The VA has committed extensive resources to ensuring that timely screening colonoscopy is readily available for Veterans. To minimize delays in care, the VA approved the use of contracted fee-for-service colonoscopy with non-VA providers at a significant cost. Yet, there has been little attention paid to colonoscopy absenteeism, which increases total colonoscopy demand as Veterans who do not show up ("no-show") for an exam are re-scheduled in the original queue. Preliminary pilot data from the West Los Angeles VA Hospital, the Loma Linda VA Hospital and the Durham VA Hospital in North Carolina report absenteeism to range between 20%-50%, suggesting that capacity could be significantly increased by addressing no-show rates. Racial disparities in colon cancer screening may also be addressed by this project.
We sought to develop and validate a predictive overbooking system that identifies patients at high risk for missing scheduled gastrointestinal endoscopy procedures ("no-shows" and cancellations), and offers their appointments to other patients on short notice. In the first phase, we retrospectively validated an algorithm that uses electronic health record (EHR) data to identify patients who do not show up to their appointments. In the second phase, we prospectively applied the algorithm in real-time scheduling and monitored outcomes.
We constructed a multivariable logistic regression model that assigned a no-show risk score optimized by receiver operating characteristic curve analysis. Based on these scores, we created a calendar of projected open slots to offer to patients and compared the daily performance of predictive overbooking with fixed overbooking and typical "1 patient, 1 slot" scheduling. We then prospectively tested the predictive overbooking system at the West Los Angeles VA endoscopy clinic over a 34-week period, alternating between traditional booking and predictive overbooking methods. For the latter, we assigned a no-show risk score to each scheduled patient, utilizing the previously developed logistic regression model built with EHR data. To compare booking methods, we measured service utilization-defined as the percentage of daily total clinic capacity occupied by patients-and length of clinic workday.

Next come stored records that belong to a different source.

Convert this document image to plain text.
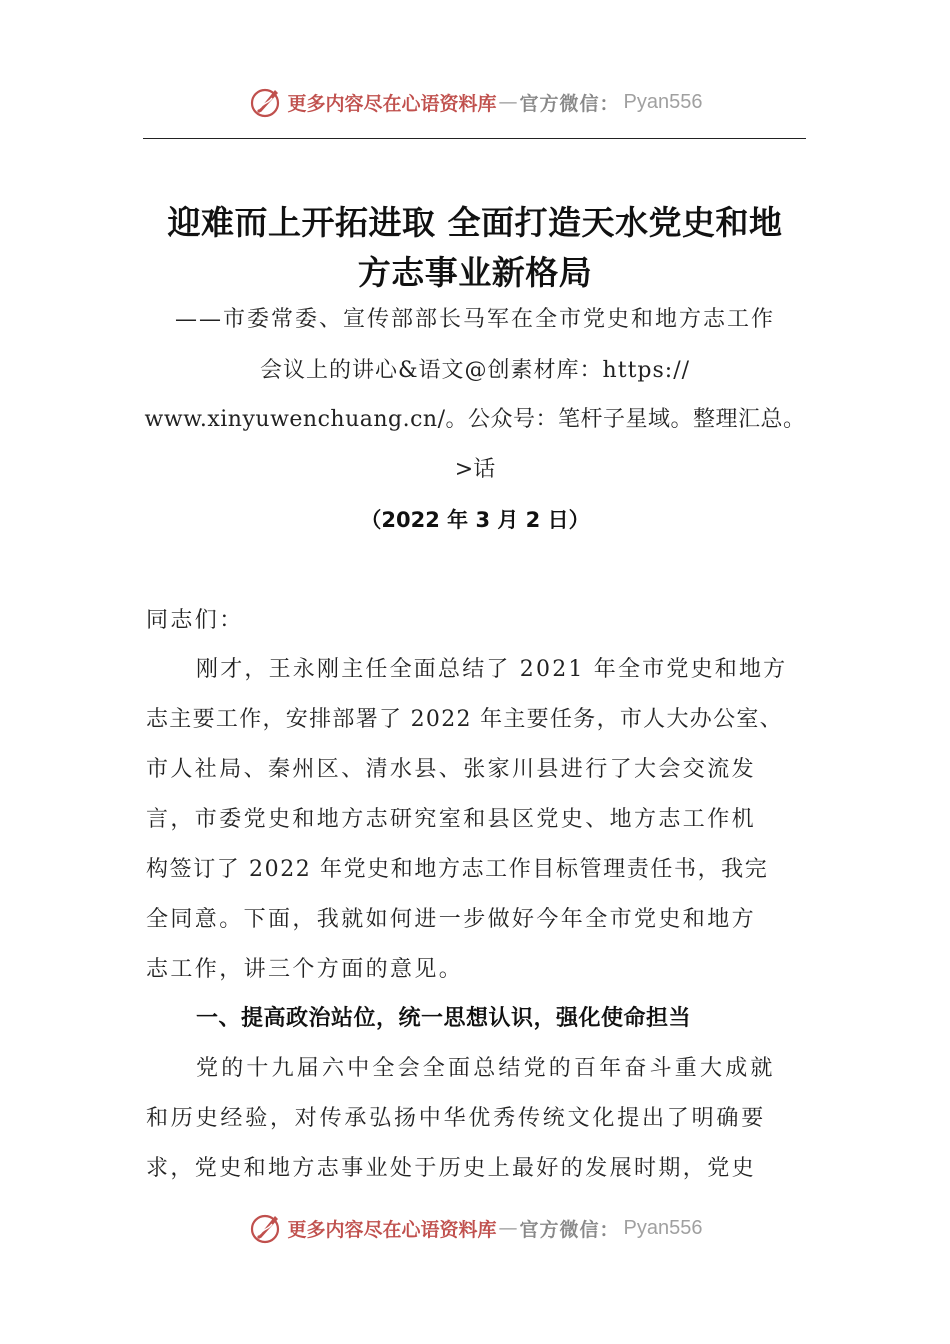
更多内容尽在心语资料库 — 官方微信： Pyan556
迎难而上开拓进取 全面打造天水党史和地
方志事业新格局
——市委常委、宣传部部长马军在全市党史和地方志工作
会议上的讲心&语文@创素材库：https://
www.xinyuwenchuang.cn/。公众号：笔杆子星域。整理汇总。
>话
（2022 年 3 月 2 日）
同志们：
刚才，王永刚主任全面总结了 2021 年全市党史和地方
志主要工作，安排部署了 2022 年主要任务，市人大办公室、
市人社局、秦州区、清水县、张家川县进行了大会交流发
言，市委党史和地方志研究室和县区党史、地方志工作机
构签订了 2022 年党史和地方志工作目标管理责任书，我完
全同意。下面，我就如何进一步做好今年全市党史和地方
志工作，讲三个方面的意见。
一、提高政治站位，统一思想认识，强化使命担当
党的十九届六中全会全面总结党的百年奋斗重大成就
和历史经验，对传承弘扬中华优秀传统文化提出了明确要
求，党史和地方志事业处于历史上最好的发展时期，党史
更多内容尽在心语资料库 — 官方微信： Pyan556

Data from 1392 patients in the retrospective analysis identified several predictors of no-show, including previous absenteeism, comorbid disease burden, and current diagnoses of mood and substance use disorders. The model correctly classified most patients during the development (area under the curve [AUC] = 0.80) and validation phases (AUC = 0.75). In the prospective study applying the prediction algorithm to actual clinic scheduling, we found that compared to typical booking, predictive overbooking resulted in nearly all appointment slots being filled - 2.5 slots available during control weeks vs. 0.35 slots during intervention weeks (P=0.0001). Service utilization increased from 86% during control weeks to 100% during intervention weeks, allowing 111 additional patients to undergo procedures during the prospective phase of the study. Physician and staff overages were more common during intervention weeks, but less than anticipated (workday length of 7.84 h (control) vs. 8.31 h (intervention), P=0.02). In a logistic regression model controlling for demographic and clinical characteristics, African Americans were twice as likely (adjusted OR, 1.99; 95% CI, 1.26-3.17) than Whites to participate in the fast-track option for recommended endoscopy.
Predictive overbooking may be used to maximize endoscopy scheduling and serve more Veterans within the constraints of existing resources. The study intervention increased the overall percentage of GI clinic patients undergoing endoscopy and disproportionately improved appointment uptake in African Americans. Future research should focus on adapting the model for use in primary care and specialty clinics.
We have successfully identified determinants of screening colonoscopy absenteeism and developed a predictive score with high accuracy. We implemented this model to increase clinic capacity and deliver more timely service to Veterans. Currently, we are trying to implement the predictive overbooking system permanently in our GI clinic, while also developing a general model for predicting appointment attendance across specialties. With future funding, we aim to deploy this model at other VA sites. We may also develop a targeted intervention to combat high rates of no-show in patients most at risk for colorectal cancer. We may also explore the reasons behind increased rates of booking "fast track" appointments in African Americans.
- May FP, Reid MW, Cohen S, Dailey F, Spiegel BM. Predictive overbooking and active recruitment increases uptake of endoscopy appointments among African American patients. Gastrointestinal endoscopy. 2017 Apr 1; 85(4):700-705.
- Reid MW, May FP, Martinez B, Cohen S, Wang H, Williams DL, Spiegel BM. Preventing Endoscopy Clinic No-Shows: Prospective Validation of a Predictive Overbooking Model. The American journal of gastroenterology. 2016 Sep 1; 111(9):1267-73.
- Reid MW, Cohen S, Wang H, Kaung A, Patel A, Tashjian V, Williams DL, Martinez B, Spiegel BM. Preventing patient absenteeism: validation of a predictive overbooking model. The American journal of managed care. 2015 Dec 1; 21(12):902-10.